I guess those  two words are never harbingers of anything good.  Cold, exhausted, and still very dirty, we decided just to call it a day...Bedraggled, we headed for what we thought was the lesser of the two evils-- the waterbed. ( Keep in mind that Liam weighed 225, and I weighed 114. And that the low-water bed had no baffles.)  To put it mildly, we tossed and turned a lot.  Liam turned--I tossed.  Every time Liam turned over, a giant tsunami wave of water bore me up and tossed me over the side.  I kept waking up in mid-air, shrieking, and then slamming onto the floor. It was like trying to sleep on a roller coaster that kept derailing...

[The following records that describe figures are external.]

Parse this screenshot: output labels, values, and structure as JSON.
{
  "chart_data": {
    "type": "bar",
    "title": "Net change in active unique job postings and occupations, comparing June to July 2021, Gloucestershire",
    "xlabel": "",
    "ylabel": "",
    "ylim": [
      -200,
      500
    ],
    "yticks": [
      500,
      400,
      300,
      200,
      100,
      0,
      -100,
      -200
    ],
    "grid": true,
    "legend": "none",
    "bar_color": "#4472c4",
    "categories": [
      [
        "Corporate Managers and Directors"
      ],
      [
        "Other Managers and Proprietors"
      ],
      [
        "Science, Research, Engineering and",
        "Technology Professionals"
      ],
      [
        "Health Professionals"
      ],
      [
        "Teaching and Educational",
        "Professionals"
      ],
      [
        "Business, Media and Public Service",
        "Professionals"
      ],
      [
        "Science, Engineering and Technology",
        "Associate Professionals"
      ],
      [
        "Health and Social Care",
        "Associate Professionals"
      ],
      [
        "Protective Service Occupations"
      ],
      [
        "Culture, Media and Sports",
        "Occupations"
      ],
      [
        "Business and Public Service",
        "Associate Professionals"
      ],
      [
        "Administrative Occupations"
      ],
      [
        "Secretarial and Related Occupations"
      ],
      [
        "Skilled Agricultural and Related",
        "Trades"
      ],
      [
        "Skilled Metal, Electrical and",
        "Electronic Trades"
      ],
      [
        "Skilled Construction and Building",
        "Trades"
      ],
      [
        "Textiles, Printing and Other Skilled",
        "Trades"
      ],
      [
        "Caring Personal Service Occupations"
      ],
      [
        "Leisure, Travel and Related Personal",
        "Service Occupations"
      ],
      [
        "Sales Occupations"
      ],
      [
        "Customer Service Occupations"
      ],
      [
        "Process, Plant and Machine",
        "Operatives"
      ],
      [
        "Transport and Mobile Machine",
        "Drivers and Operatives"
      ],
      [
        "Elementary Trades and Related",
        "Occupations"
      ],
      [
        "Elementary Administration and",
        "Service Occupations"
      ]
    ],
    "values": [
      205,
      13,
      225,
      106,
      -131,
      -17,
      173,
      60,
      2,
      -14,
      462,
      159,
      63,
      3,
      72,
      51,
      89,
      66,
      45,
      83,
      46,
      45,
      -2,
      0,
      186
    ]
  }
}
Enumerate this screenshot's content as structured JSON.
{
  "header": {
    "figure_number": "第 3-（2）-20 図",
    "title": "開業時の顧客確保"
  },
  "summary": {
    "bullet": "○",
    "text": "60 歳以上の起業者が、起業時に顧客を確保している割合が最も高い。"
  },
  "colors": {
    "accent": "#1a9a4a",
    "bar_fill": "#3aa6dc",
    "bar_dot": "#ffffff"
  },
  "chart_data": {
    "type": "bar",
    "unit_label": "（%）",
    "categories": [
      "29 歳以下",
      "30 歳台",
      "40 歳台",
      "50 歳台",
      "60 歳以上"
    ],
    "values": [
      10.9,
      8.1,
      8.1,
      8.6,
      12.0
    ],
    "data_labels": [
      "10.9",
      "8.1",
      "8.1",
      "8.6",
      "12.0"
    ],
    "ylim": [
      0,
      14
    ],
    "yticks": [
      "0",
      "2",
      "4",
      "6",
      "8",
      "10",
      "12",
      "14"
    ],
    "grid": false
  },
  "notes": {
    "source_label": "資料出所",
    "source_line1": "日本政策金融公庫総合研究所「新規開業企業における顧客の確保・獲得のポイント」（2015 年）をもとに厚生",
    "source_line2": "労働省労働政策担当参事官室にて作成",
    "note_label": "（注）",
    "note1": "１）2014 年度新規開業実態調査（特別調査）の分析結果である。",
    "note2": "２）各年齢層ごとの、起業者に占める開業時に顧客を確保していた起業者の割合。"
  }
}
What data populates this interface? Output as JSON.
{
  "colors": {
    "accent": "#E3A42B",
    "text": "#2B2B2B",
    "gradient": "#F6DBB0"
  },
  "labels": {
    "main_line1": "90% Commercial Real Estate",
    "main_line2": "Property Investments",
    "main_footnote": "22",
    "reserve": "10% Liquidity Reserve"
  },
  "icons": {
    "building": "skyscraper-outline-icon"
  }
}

Finally we gave up and tried the other bed.  Worse disaster.  It seems Ol' Saggy had a giant hole in the center...Every time Liam turned over, I fell in that Mattress Vortex and couldn't get out.  Seriously.  Leaving me with a long-lasting fear of mattress suffocation, or Sealy Suffocation Syndrome...



The next morning, bleary-eyed and yawning, Liam and I stood waiting in line for a helicopter tour of Gatlinburg.  So what if I was afraid of heights?  After the night we had?  Piece Of Cake.